Roanoke College Environmental Studies Associate Professor Laura Hartman is part of a team that was just awarded a $1 million grant to pilot a new approach to building community resilience in the face of extreme heat due to climate change, according to the college.
The grant — awarded by the National Science Foundation with support from the Department of Homeland Security — will fund a one-year initiative that will assess the impact that interdisciplinary partnerships, participatory community planning and diversified digital infrastructure have on the goals of strengthening civic resilience and more clearly understanding the problem of rising urban heat levels.
The initiative, called “The Roanoke Method,” is seeking to redeem the negative reputation borne since the publication of a 2004 book, “Root Shock,” which used Roanoke City as a clear example of harmful urban planning through “urban renewal” policies that displaced an entire African American neighborhood. The Roanoke Method, by contrast, prioritizes a trauma-informed, healing-centered, bottom-up approach to urban planning.
The initiative itself is led by Virginia Tech and principal researcher Theodore Lim. Hartman is a co-principal researcher on the project. Her portion of the project involves coordinating participation from area churches.
Other partners in the project include Roanoke City, Roanoke City Public Schools, Community ArtsReach, Hope Center, Kiwanis Club of Roanoke, The Foundry, Trees Roanoke and Roanoke Area Interfaith Stewards of the Earth (RAISE).
The work builds on Hartman’s longstanding research focuses on climate, environmental justice and the intersection of religious thought and environmental ethics. In the classroom, she’s currently leading students in courses on climate justice and the intersection of environmental stewardship and cultural values.
Hartman is also an advisor to the environment-focused student organization Earthbound. She’s an active part of her community, founding the Bus Riders of Roanoke Advocacy Group and volunteering with RAISE.

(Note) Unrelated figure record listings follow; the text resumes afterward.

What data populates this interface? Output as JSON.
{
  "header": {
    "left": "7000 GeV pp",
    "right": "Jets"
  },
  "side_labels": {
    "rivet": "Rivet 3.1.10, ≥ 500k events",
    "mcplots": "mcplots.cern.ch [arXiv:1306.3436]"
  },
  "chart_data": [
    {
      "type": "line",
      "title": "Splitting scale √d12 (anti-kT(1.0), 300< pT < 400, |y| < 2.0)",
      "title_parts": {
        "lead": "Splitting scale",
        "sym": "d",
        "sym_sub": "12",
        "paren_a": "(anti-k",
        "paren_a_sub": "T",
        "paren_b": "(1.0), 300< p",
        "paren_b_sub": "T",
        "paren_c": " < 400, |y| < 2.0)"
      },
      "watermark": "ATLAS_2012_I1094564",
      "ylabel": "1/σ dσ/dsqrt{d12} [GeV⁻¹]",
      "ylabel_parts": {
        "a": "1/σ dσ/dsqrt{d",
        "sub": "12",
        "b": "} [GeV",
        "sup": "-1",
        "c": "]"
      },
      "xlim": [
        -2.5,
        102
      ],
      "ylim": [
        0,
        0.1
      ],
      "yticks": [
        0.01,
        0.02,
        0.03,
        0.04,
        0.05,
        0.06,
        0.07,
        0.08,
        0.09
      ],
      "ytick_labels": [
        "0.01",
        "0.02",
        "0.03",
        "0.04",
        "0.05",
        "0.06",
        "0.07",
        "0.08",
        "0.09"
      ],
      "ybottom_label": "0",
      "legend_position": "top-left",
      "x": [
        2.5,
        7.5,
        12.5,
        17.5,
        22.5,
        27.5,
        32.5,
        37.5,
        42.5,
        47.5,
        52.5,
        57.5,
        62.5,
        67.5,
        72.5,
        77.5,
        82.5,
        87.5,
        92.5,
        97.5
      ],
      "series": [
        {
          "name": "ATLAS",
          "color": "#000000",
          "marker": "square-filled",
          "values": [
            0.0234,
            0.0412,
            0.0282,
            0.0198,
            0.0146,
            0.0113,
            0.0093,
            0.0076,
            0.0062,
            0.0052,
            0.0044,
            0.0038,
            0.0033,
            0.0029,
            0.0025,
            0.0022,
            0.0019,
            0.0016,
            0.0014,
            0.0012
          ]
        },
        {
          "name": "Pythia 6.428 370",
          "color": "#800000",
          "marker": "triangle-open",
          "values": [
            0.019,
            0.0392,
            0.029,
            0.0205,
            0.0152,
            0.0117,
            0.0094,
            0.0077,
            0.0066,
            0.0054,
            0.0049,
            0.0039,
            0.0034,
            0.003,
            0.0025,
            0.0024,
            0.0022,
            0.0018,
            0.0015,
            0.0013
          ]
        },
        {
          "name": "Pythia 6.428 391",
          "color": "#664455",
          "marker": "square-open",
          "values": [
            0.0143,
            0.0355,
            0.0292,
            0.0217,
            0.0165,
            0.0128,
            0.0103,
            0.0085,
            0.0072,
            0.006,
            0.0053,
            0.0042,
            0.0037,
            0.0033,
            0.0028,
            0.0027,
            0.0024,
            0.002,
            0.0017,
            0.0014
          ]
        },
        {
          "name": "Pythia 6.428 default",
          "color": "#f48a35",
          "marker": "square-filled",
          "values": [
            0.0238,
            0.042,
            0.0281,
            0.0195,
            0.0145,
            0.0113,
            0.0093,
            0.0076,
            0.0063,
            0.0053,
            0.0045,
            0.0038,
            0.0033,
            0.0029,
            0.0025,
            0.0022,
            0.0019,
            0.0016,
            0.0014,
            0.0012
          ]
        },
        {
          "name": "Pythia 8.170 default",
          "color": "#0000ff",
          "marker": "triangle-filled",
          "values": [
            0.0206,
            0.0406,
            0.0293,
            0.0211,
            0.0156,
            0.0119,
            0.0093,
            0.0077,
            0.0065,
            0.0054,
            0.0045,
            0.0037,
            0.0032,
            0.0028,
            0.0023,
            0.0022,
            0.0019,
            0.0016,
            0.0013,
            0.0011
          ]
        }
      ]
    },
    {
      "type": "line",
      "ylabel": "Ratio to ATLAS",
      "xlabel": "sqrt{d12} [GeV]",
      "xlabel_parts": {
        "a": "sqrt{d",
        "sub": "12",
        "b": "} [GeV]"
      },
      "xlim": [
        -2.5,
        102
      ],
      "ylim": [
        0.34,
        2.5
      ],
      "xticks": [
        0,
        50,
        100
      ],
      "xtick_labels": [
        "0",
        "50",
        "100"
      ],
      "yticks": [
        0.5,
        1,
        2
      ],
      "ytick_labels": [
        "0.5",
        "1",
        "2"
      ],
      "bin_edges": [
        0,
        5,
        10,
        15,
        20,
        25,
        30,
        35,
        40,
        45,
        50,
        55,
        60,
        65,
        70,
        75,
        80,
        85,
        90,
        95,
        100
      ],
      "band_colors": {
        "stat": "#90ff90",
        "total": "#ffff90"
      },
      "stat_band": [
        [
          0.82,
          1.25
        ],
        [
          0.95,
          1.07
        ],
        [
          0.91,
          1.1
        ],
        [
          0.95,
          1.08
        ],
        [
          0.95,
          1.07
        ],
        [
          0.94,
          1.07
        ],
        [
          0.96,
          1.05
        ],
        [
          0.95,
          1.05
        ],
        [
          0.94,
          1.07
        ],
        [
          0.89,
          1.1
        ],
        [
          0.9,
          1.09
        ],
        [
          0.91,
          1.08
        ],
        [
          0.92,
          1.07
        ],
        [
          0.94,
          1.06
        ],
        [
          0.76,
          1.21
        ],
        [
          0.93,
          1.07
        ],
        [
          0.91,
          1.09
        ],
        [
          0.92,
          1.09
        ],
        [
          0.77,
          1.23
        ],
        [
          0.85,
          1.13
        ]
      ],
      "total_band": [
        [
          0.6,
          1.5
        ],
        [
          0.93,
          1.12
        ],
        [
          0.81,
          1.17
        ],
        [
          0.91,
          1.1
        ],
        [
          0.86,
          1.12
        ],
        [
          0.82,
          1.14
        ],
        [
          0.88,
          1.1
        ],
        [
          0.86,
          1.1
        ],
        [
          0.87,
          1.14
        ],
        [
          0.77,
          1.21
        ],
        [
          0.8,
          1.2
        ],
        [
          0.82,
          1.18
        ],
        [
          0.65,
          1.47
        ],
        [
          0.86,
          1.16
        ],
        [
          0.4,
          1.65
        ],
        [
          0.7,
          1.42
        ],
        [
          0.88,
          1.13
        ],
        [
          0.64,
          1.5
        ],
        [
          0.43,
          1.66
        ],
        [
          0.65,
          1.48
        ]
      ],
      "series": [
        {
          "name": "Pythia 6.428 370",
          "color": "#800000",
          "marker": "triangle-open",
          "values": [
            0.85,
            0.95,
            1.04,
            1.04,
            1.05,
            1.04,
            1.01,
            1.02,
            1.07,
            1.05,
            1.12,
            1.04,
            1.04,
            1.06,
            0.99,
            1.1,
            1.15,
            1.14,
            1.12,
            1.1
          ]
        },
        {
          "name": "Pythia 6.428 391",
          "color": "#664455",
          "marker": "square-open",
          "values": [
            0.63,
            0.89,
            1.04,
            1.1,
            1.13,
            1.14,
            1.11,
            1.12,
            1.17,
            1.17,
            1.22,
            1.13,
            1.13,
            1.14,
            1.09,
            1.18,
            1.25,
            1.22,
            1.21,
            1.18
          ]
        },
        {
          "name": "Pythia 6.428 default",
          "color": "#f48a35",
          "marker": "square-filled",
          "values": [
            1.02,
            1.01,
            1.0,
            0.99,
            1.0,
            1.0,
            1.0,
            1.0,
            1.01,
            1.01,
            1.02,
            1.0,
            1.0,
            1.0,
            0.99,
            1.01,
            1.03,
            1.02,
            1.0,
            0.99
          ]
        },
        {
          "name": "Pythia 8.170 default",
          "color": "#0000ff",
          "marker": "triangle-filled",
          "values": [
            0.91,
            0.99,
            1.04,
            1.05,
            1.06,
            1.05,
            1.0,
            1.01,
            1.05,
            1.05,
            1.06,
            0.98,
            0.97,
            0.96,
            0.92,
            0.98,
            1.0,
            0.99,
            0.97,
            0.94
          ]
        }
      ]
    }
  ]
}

The pilot of The Roanoke Method will focus on the northwest neighborhoods of Roanoke City. Plans include:
- Engaging approximately 150 youth in arts, spirituality, technology and urban planning programming around the issues of extreme heat and urban environments
- Creating a high school workforce development program to develop community planning capacity
- Building leadership and collaboration across diverse organizations to strengthen civic relationships and capacity
- Launching a digital resilience hub to cross-reference quantitative data with the lived experiences of families and neighborhoods, public resources and community visions for future
Rising heat indexes are expected to have a growing impact on the public health and economic vitality of communities. Urban planning measures can help cool temperatures in neighborhoods, but community collaboration, trust and input are key parts of that process.
The Roanoke Method aims to create networks that contribute to that and build community resilience to the concerns posed by extreme heat. The pilot project is expected to run through Sept. 30, 2024.